Supermodes with angular momentum from coherent VCSEL arrays-emergence and stability

Abstract

The VCSEL, combining a nonlinear medium with a two dimensional optical resonator, can be a source of complex optical field patterns - which can be employed both for sophisticated signaling in future free space optical interconnection schemes as well as for probing the internal laser nonlinearities. Coherently coupled VCSELs enhance further these notions. We present experimentally and theoretically the evolution of supermodes with angular momentum - composed of multiple optical vortices. The nonlinearity of the laser oscillators is the source both for generation of the optical vortex, for the interlaser coupling and for the stability/instability of the patterns.

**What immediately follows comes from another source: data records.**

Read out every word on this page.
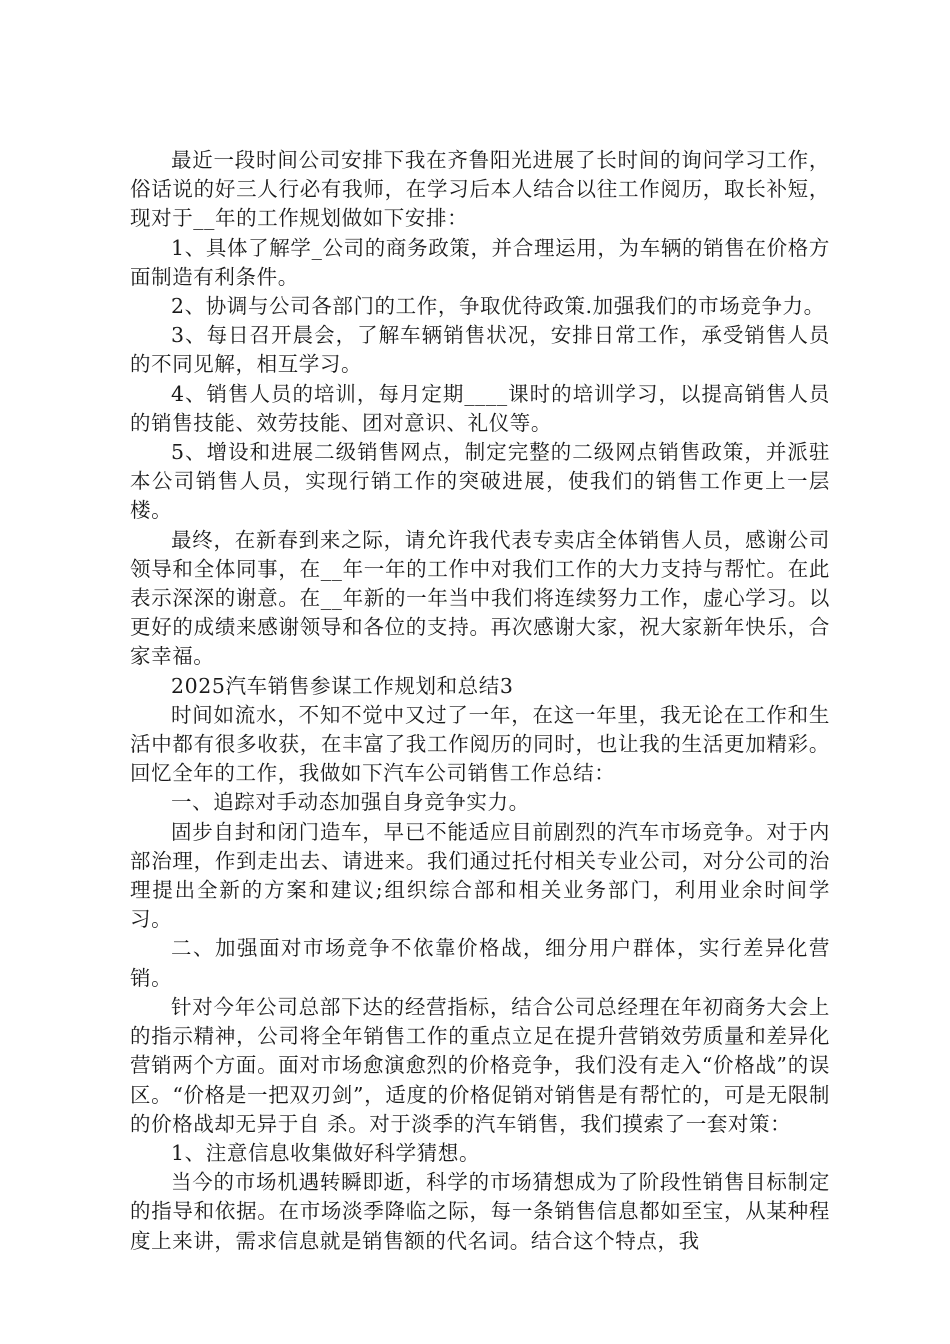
最近一段时间公司安排下我在齐鲁阳光进展了长时间的询问学习工作，俗话说的好三人行必有我师，在学习后本人结合以往工作阅历，取长补短，现对于__年的工作规划做如下安排：

1、具体了解学_公司的商务政策，并合理运用，为车辆的销售在价格方面制造有利条件。

2、协调与公司各部门的工作，争取优待政策.加强我们的市场竞争力。

3、每日召开晨会，了解车辆销售状况，安排日常工作，承受销售人员的不同见解，相互学习。

4、销售人员的培训，每月定期____课时的培训学习，以提高销售人员的销售技能、效劳技能、团对意识、礼仪等。

5、增设和进展二级销售网点，制定完整的二级网点销售政策，并派驻本公司销售人员，实现行销工作的突破进展，使我们的销售工作更上一层楼。

最终，在新春到来之际，请允许我代表专卖店全体销售人员，感谢公司领导和全体同事，在__年一年的工作中对我们工作的大力支持与帮忙。在此表示深深的谢意。在__年新的一年当中我们将连续努力工作，虚心学习。以更好的成绩来感谢领导和各位的支持。再次感谢大家，祝大家新年快乐，合家幸福。

2025汽车销售参谋工作规划和总结3

时间如流水，不知不觉中又过了一年，在这一年里，我无论在工作和生活中都有很多收获，在丰富了我工作阅历的同时，也让我的生活更加精彩。回忆全年的工作，我做如下汽车公司销售工作总结：

一、追踪对手动态加强自身竞争实力。

固步自封和闭门造车，早已不能适应目前剧烈的汽车市场竞争。对于内部治理，作到走出去、请进来。我们通过托付相关专业公司，对分公司的治理提出全新的方案和建议;组织综合部和相关业务部门，利用业余时间学习。

二、加强面对市场竞争不依靠价格战，细分用户群体，实行差异化营销。

针对今年公司总部下达的经营指标，结合公司总经理在年初商务大会上的指示精神，公司将全年销售工作的重点立足在提升营销效劳质量和差异化营销两个方面。面对市场愈演愈烈的价格竞争，我们没有走入“价格战”的误区。“价格是一把双刃剑”，适度的价格促销对销售是有帮忙的，可是无限制的价格战却无异于自 杀。对于淡季的汽车销售，我们摸索了一套对策：

1、注意信息收集做好科学猜想。

当今的市场机遇转瞬即逝，科学的市场猜想成为了阶段性销售目标制定的指导和依据。在市场淡季降临之际，每一条销售信息都如至宝，从某种程度上来讲，需求信息就是销售额的代名词。结合这个特点，我
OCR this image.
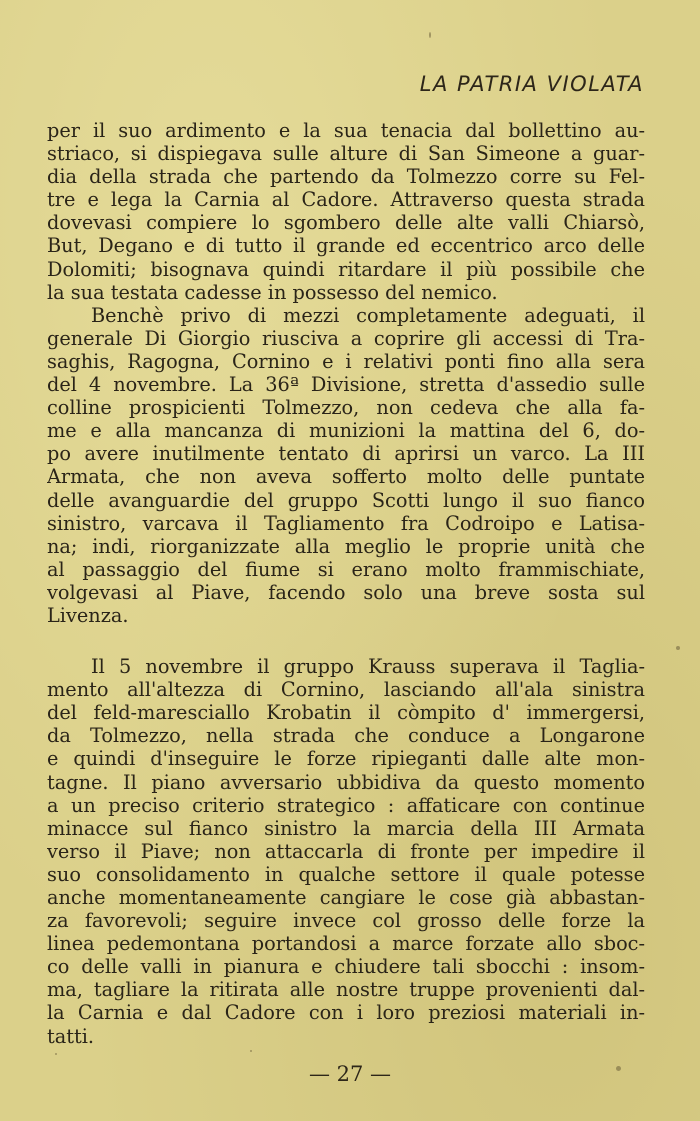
LA PATRIA VIOLATA
per il suo ardimento e la sua tenacia dal bollettino au-
striaco, si dispiegava sulle alture di San Simeone a guar-
dia della strada che partendo da Tolmezzo corre su Fel-
tre e lega la Carnia al Cadore. Attraverso questa strada
dovevasi compiere lo sgombero delle alte valli Chiarsò,
But, Degano e di tutto il grande ed eccentrico arco delle
Dolomiti; bisognava quindi ritardare il più possibile che
la sua testata cadesse in possesso del nemico.
Benchè privo di mezzi completamente adeguati, il
generale Di Giorgio riusciva a coprire gli accessi di Tra-
saghis, Ragogna, Cornino e i relativi ponti fino alla sera
del 4 novembre. La 36ª Divisione, stretta d'assedio sulle
colline prospicienti Tolmezzo, non cedeva che alla fa-
me e alla mancanza di munizioni la mattina del 6, do-
po avere inutilmente tentato di aprirsi un varco. La III
Armata, che non aveva sofferto molto delle puntate
delle avanguardie del gruppo Scotti lungo il suo fianco
sinistro, varcava il Tagliamento fra Codroipo e Latisa-
na; indi, riorganizzate alla meglio le proprie unità che
al passaggio del fiume si erano molto frammischiate,
volgevasi al Piave, facendo solo una breve sosta sul
Livenza.
Il 5 novembre il gruppo Krauss superava il Taglia-
mento all'altezza di Cornino, lasciando all'ala sinistra
del feld-maresciallo Krobatin il còmpito d' immergersi,
da Tolmezzo, nella strada che conduce a Longarone
e quindi d'inseguire le forze ripieganti dalle alte mon-
tagne. Il piano avversario ubbidiva da questo momento
a un preciso criterio strategico : affaticare con continue
minacce sul fianco sinistro la marcia della III Armata
verso il Piave; non attaccarla di fronte per impedire il
suo consolidamento in qualche settore il quale potesse
anche momentaneamente cangiare le cose già abbastan-
za favorevoli; seguire invece col grosso delle forze la
linea pedemontana portandosi a marce forzate allo sboc-
co delle valli in pianura e chiudere tali sbocchi : insom-
ma, tagliare la ritirata alle nostre truppe provenienti dal-
la Carnia e dal Cadore con i loro preziosi materiali in-
tatti.
— 27 —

Exploring these issues assisted us in generating a source with novel emission as well as gaining understanding on the internal laser parameters. We examined the unique near-field (NF), far-field (FF) and spectral intensity patterns emerging from coherent arrays of bottom emitting proton implanted, medium area VCSELs (10-20 /spl mu/m in diameter each). Each VCSEL was emitting an optical field vortex characterized by two "charges" - the topological charge (either +1 or -1 with the respective angular momentum), and the relative phase (within the array). The rich variety of complex supermodes compared to arrays of "regular" beams stemmed from this dual charge. Starting from a pair of lasers, two supermodes were found: 1. Anti-phase locked vortices with the same charge and 2. In-phase locked vortices with opposite charges.